Three of Swords

The Three of Swords has always been a bit of a thorn in my side. It’s not that I dread seeing it turn up in a spread. In fact, I once pulled it in the “outcome” position during a relationship reading for myself, and rather than inspire panic, it left me feeling mostly confused.

The (traditional) imagery of three swords brutally stabbing through a heart, set against a rainy backdrop isn’t something I find particularly distressing, either; it feels so removed, so clinical and out-of-body without the presence of any human figures.

No, my biggest issue with the card has always been that it felt so out of place within the Swords suit. What business did the heart – a symbol of love and emotions – have being within the suit of air, of the mental realm? Shouldn’t it be over with the Cups?

The more common interpretations of the card – betrayal, heartbreak, sorrow – also left me feeling rather cold. Sure, those keywords made sense in relation to the imagery, but it still lacked a bigger picture construction of how that all meshed within the Swords suit. How did we go from the mental clarity of the Ace, to the internal seeking of the Two, and then wind up in misery in the Three?

Then, one day earlier this year when I pulled the card from my Smith-Waite Centennial deck, something finally clicked. It was as though I was seeing the card for the first time, and everything I had been struggling to understand was suddenly so clear. I honestly couldn’t believe I hadn’t seen, what now seemed so obvious, within the imagery before.

The Three of Swords, for me, has become an invitation to get something off of my chest – to clear my emotional blockages through the act of communication. It’s a call to vulnerability by way of expressing fully the anxiety, pain, and suffering we are experiencing; an act that begins our healing process. An act that prepares us to heal our wounded heart. To explore and possibly even make peace with the triggers that brought us this sorrow in the first place.

We’ve all heard the saying “speak from the heart” and that simple yet powerful advice is at the very core of this card. Whether you write it down in a journal, tell someone you trust, speak it to the mirror, or just scream into the sky – the point is to release the thoughts, beliefs, and words trapped within your heart. To liberate your heart from the weight it’s carrying, so you can begin to mend the severing its undergone.

Now, none of this means that the Three of Swords doesn’t symbolize or foreshadow a painful experience, but that information in and of itself doesn’t really do much for us.

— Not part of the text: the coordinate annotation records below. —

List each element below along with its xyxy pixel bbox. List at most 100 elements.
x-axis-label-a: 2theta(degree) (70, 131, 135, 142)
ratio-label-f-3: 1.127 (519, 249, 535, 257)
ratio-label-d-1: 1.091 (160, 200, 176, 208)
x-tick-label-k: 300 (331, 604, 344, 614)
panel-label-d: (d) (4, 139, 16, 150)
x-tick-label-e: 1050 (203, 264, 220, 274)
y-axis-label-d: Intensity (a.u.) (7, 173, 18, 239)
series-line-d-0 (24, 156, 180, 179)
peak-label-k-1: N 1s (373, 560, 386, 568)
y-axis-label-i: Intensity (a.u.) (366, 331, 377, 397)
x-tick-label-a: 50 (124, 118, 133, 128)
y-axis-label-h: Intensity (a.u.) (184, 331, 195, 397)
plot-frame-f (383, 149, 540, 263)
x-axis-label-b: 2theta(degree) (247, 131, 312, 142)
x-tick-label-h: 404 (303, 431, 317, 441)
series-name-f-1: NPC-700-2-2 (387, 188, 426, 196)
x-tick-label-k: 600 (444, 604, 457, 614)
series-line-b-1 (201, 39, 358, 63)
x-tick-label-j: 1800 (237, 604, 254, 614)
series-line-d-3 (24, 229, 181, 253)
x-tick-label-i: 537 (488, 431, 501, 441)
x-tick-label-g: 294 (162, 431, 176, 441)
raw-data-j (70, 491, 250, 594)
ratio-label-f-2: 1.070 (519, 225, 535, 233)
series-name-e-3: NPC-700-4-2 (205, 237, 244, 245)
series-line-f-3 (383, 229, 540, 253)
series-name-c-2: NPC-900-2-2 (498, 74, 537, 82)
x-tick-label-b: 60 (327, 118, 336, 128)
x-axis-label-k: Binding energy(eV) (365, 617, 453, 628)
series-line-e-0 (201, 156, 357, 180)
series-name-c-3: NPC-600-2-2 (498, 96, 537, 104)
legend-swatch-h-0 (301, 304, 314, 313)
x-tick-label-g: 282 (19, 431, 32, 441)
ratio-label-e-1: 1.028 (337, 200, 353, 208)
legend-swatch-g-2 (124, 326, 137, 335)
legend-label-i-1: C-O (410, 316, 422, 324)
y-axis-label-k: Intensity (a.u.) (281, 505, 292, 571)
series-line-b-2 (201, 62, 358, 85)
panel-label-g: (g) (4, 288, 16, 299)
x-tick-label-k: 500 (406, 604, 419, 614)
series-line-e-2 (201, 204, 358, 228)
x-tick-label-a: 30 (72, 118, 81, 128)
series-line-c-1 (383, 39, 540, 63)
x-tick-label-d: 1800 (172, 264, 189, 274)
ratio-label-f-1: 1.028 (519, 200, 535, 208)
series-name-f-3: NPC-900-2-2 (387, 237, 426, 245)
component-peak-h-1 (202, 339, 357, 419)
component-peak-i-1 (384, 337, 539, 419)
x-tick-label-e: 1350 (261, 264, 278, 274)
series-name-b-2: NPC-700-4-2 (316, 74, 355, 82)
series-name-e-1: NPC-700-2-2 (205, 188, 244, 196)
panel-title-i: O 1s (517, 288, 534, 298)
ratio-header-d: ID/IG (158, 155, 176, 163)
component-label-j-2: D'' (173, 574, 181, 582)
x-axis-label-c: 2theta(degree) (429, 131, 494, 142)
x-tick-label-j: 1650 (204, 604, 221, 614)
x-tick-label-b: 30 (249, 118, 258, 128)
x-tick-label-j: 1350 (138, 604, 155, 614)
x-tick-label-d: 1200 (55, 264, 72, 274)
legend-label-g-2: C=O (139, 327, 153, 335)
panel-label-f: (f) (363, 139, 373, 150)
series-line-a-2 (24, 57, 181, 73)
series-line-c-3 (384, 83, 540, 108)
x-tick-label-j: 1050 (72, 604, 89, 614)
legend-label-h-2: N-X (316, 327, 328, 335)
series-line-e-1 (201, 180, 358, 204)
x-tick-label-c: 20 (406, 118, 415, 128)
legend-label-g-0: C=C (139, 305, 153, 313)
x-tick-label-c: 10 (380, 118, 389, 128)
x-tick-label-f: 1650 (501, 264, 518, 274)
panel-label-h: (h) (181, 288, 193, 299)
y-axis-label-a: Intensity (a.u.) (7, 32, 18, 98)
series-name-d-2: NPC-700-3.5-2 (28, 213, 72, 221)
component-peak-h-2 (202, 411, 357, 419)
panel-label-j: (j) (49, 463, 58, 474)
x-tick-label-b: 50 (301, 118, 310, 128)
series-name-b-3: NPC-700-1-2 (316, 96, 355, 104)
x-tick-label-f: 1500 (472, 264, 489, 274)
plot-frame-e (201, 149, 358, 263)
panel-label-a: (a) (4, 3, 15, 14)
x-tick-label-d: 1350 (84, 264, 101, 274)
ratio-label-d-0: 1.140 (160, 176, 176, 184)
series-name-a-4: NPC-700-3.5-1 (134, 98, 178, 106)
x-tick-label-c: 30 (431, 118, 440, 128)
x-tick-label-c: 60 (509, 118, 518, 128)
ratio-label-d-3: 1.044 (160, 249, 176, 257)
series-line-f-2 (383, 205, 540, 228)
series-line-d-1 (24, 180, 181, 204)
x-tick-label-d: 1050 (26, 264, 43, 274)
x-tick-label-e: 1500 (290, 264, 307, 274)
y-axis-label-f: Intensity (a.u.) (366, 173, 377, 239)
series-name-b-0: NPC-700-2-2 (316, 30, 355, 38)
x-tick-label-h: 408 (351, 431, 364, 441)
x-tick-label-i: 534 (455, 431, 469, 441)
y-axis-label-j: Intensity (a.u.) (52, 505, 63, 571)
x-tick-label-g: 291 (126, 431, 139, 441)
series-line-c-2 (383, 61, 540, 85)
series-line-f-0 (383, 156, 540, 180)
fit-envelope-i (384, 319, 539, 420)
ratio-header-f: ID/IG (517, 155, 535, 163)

It simply tells us how we’re already feeling, or the possibility of how a particular situation might make us feel. Great. Then what?

While it’s important for us to accept pain, to acknowledge that it’s okay to feel hurt, and to avoid the bypassing of tough emotions, it’s equally essential to have tools that help us move through and beyond the pain. This is not the Five of Cups, where we’re encouraged to feel our feels, to take grief by the hand, and to sit with our sorrow until we’re ready to heal. No, the Swords suit is too active for that approach. The Three of Swords calls upon us to face this period of distress head-on. This isn’t a time to dismiss our feelings, but rather to name them.

So, for those times when our hearts feel heavy, when we feel triggered and unsure of how to respond, here’s a spread to help you through.** It’s my hope that it helps you move from a place of defensiveness to one of vulnerability and compassion. That it encourages you to be kind to yourself and others, and to tend to your precious heart.

**The following can be used interchangeably as questions for the cards or as journaling prompts to get that communication flowing!

1: What triggered this emotional blockage?
2: What needs to be communicated to release the blockage?
3: How might I best communicate this?
4: What does my heart need me to know about this experience?
5: What next steps can I take to heal these wounds?